Honduras: Huge march marks coup anniversary amid political crisis

July 5, 2015
Issue 

Tens of thousands of Hondurans took to the streets in torch-lit marches on June 26 for the fifth week straight of Friday night protests.

Marchers demanded the resignation of President Juan Orlando Hernandez and an independent investigation into the multi-million dollar corruption scandal embroiling the government.

Huge marches took place simultaneously in the capital city of Tegucigalpa and business capital San Pedro Sula. In Tegucigalpa, the march moved from a working class neighbourhood past a commercial area to the presidential palace. About 25,000 protesters shouted slogans demanding Hernandez to “get out”.

Opposition groups also rallied in other cities.

This round of marches came just two days before the sixth anniversary of the June 28, 2009, coup that ousted democratically elected president Manuel Zelaya. The right-wing coup against Zelaya's mildly reforming government sparked a national popular resistance movement that later gave rise to the opposition Liberty and Refoundation (LIBRE) party.

The marches followed a government announcement that Hernandez would start a dialogue process and measures to “combat corruption and impunity”. But Honduras' “indignant opposition” has expressed their complete distrust in the government to execute a fair and adequate investigation.

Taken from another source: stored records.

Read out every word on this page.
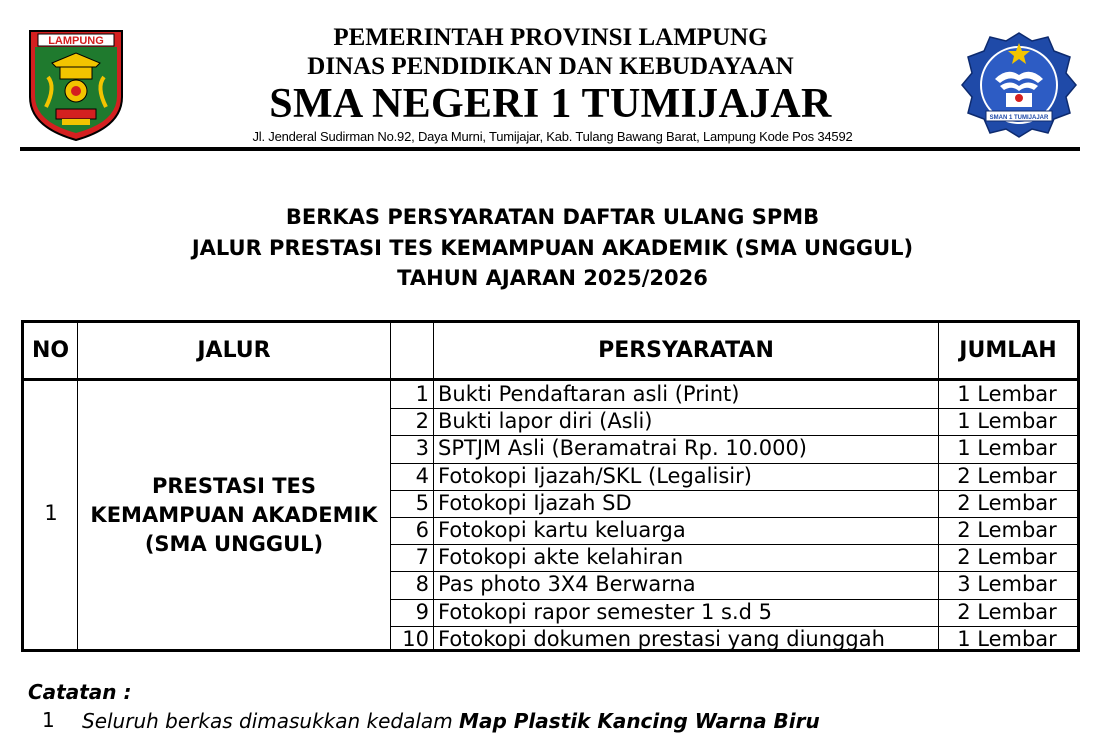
LAMPUNG	PEMERINTAH PROVINSI LAMPUNG
DINAS PENDIDIKAN DAN KEBUDAYAAN
SMA NEGERI 1 TUMIJAJAR
Jl. Jenderal Sudirman No.92, Daya Murni, Tumijajar, Kab. Tulang Bawang Barat, Lampung Kode Pos 34592
SMAN 1 TUMIJAJAR
BERKAS PERSYARATAN DAFTAR ULANG SPMB
JALUR PRESTASI TES KEMAMPUAN AKADEMIK (SMA UNGGUL)
TAHUN AJARAN 2025/2026
NO	JALUR	PERSYARATAN	JUMLAH
1
PRESTASI TES
KEMAMPUAN AKADEMIK
(SMA UNGGUL)
1 Bukti Pendaftaran asli (Print)	1 Lembar
2 Bukti lapor diri (Asli)	1 Lembar
3 SPTJM Asli (Beramatrai Rp. 10.000)	1 Lembar
4 Fotokopi Ijazah/SKL (Legalisir)	2 Lembar
5 Fotokopi Ijazah SD	2 Lembar
6 Fotokopi kartu keluarga	2 Lembar
7 Fotokopi akte kelahiran	2 Lembar
8 Pas photo 3X4 Berwarna	3 Lembar
9 Fotokopi rapor semester 1 s.d 5	2 Lembar
10 Fotokopi dokumen prestasi yang diunggah	1 Lembar
Catatan :
1 Seluruh berkas dimasukkan kedalam Map Plastik Kancing Warna Biru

With slogans insisting, “An honest public doesn’t hold dialogue with the corrupt”, opposition forces are calling for an independent probe.

The weekly anti-corruption marches were spurred by the huge US$200 million embezzlement scandal in the country's Social Security Institute. The scandal has implicated Hernandez and his National Party.

Hernandez has admitted to accepting funds from corrupt sources for his 2013 presidential campaign, in which he narrowly defeated LIBRE party candidate Xiomara Castro amid widespread claims of electoral fraud and political violence.

But Hernandez has claimed he did not know where the money was coming from. He has also admitted to accepting only $145,000, a fraction of the alleged US$90 million he is accused of funnelling into his campaign.

On June 29, he ordered the arrest of the vice president of Congress Lena Gutierrez and 15 other people over charges of defrauding the country's health care system. Gutierrez was involved in a large corruption scheme that includes the irregular sale of medicines, according to the top court's president Jorge Rivera. The arrest warrant was issued to prevent those involved from leaving the country.

Those implicated are being charged with misuse of documents and fraud in the sale of medicines to the Honduran Institute of Social Security and the Ministry of Health. Prosecutors in Honduras said the company AstroPharma, owned by Gutierrez's family, sold to the government drugs of questionable quality and with inflated prices.

There have been ongoing calls from popular movements to establish an independent United Nations accountability body to investigate government corruption. The proposed anti-impunity body, referred to as CICIH, would be modelled on a similar body in Guatemala. A UN body is leading an independent probe into the huge corruption scandal gripping the neighbouring Central American country.

On June 29, the UN and Organization of American States announced they would accept an invitation from Hernandez to help implement the Inter-American Convention Against Corruption.

Ahead of the June 26 march, a group of youths started a hunger strike against corruption to reinforce calls for the establishment of the CICIH.

The six years since the military coup have featured a grave human rights situation. Human rights abuses include government-sponsored repression and criminalisation of journalists, indigenous people, human rights defenders, campesinos, political opposition and popular resistance activists.

The situation in Honduras has been widely described as nothing short of a deep institutional political crisis.